Auburn Coach Bruce Pearl and new Florida Coach Todd Golden at the Jewish Coaches Association breakfast during the Final Four, April 2 at Tulane Hillel in New Orleans. Golden received the 2022 Red Auerbach Coach of the Year award. Photo by Karina Ramirez.
by Larry Brook
Fulfilling a desire that Auburn Men’s Basketball Coach Bruce Pearl has spoken about for years, the Auburn basketball team will travel to Israel for a 10-day visit that includes three games.
The team will play in Tel Aviv and Jerusalem, facing off against the Israeli U-20 national team on Aug. 2 and 6, and the Senior National Team on Aug. 8.
College teams can take one international trip every four years, and Auburn’s most recent trip was to Italy in 2017. “These foreign trips have been one of the greatest teaching moments I have been a part of in 40 years of coaching college basketball,” Pearl said. “Israel has not been your typical destination for college basketball teams. Yet, Israel is one of the top 2 or 3 countries in the world in its quality of competition and support for professional basketball.”
Numerous American collegiate stars who do not make the NBA wind up playing for extended periods in Israel’s professional leagues. Some have converted to Judaism, served in the Israeli military and stayed in Israel after their professional careers.
This isn’t Pearl’s first basketball-related trip to Israel. In 2009, while at Tennessee, Pearl coached the U.S. national team to the gold medal in the World Maccabiah, held every four years in Israel. Maccabiah teams are comprised of Jewish athletes, and before the team traveled to Israel, Pearl brought them to Shabbat services in Knoxville.
“To take 12 Jewish men to Israel and to come back to the U.S. as mensches was incredibly meaningful,” he said. “To wear USA on our chests and to have a Star of David in our hearts was special,” he said in a 2019 interview. His son, Steven, was a member of the team.
Pearl was the first president of the Jewish Coaches Association and in 2019 became the fifth Jewish coach to reach the Final Four, on a journey some analysts believe began with the team bonding during its 2017 Italy trip. Pearl is also an outspoken advocate for Israel.
In 2008, he took his Tennessee team on a trip to the Czech Republic and Germany, and included visits to the Dachau and Theresienstadt concentration camps on the itinerary. In a 2008 interview with the U.S. Holocaust Memorial Museum, he said he visits a concentration camp every time he goes to Europe, and many of his players didn’t know anything about the Holocaust.
“For me as a coach and a teacher, my whole thing is to bring my team together, to accept each other’s differences, to tolerate one another, and that helps us become a great team,” he explained.
One Auburn player already has Israel connections. Lior Berman, who grew up in Birmingham’s Jewish community, just finished his junior season, where “The Bermanator” played in 20 games, averaging 2.0 points and 0.7 rebounds, and missed seven games due to injury.

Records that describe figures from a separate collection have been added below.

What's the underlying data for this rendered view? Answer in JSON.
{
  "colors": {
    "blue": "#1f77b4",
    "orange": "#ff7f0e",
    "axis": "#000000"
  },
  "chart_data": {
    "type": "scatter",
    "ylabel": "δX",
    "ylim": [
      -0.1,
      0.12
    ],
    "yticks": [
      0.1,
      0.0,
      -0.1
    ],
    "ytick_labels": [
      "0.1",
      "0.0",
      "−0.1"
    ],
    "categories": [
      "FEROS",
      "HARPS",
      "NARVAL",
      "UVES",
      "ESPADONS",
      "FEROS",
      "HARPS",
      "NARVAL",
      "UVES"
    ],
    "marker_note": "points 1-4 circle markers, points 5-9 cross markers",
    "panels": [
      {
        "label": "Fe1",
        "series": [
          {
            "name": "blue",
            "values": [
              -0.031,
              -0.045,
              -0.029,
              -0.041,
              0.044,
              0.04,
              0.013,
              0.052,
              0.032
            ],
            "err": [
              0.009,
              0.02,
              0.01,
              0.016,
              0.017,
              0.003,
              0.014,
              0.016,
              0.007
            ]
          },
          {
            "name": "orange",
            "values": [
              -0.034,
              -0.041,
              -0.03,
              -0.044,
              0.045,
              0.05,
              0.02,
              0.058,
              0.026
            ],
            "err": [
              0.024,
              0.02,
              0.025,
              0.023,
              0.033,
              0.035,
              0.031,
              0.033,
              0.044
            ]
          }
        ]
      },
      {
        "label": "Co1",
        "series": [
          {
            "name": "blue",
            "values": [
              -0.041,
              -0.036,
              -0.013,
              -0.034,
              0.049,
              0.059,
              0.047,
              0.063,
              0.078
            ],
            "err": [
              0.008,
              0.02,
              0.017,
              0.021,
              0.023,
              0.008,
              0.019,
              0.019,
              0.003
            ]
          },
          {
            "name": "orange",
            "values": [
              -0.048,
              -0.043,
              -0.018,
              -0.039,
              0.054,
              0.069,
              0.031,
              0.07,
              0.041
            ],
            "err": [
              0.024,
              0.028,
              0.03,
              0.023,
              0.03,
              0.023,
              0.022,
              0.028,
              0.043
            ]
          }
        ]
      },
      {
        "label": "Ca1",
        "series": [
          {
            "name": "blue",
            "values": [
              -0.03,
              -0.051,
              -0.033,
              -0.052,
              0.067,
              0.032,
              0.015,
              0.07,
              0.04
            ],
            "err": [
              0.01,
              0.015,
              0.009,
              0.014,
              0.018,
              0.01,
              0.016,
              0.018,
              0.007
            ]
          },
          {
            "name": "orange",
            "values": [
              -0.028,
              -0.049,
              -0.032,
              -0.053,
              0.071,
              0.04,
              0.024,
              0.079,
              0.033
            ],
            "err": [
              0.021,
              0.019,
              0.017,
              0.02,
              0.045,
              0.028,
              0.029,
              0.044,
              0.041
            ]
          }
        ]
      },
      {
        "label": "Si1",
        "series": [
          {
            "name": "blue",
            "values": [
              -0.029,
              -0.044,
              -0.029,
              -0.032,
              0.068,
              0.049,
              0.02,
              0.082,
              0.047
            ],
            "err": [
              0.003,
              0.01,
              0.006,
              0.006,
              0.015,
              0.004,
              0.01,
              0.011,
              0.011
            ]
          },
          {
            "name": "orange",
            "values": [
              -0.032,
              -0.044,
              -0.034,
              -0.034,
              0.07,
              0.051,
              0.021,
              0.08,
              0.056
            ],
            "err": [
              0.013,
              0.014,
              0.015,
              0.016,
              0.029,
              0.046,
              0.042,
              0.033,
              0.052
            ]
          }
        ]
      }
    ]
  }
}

Berman came to Auburn as a walk-on, and has been named twice to the SEC Academic Honor Roll. In 2017, Berman was on the gold medal U-16 basketball team at the Maccabiah Games. His grandfather, Floyd, is from Israel, and he and Lior would often shoot hoops on trips to Israel.
Berman and Pearl drew attention nationally before this year’s NCAA tournament as a rare coach and player Jewish combo in college basketball.
Another Israel connection for Auburn is Romi Levy, a forward on the women’s team, who is originally from Tel Aviv. Her family now lives in Herzliya.
Steven Pearl, now an assistant coach at Auburn, spoke about a possible Israel trip while on The Jungle podcast in February. In the past, there were no organized summer workouts, so the two weeks of practices a team was given before an international trip was a “huge advantage.” Now, “the biggest advantage is the whole bonding thing, and getting to play in real, meaningful games before you have a season.”
In addition to the games, Bruce Pearl said the trip to Israel “is an educational experience for our players. We are going to take them to where Jesus was born in Bethlehem and visit the City of David in Jerusalem. From a historical and religious standpoint, this is going to be one of the greatest trips in our student-athletes’ lives.”
Pearl added, “I am grateful to Auburn for its continued support of our foreign trips over the years and helping with our ministry.”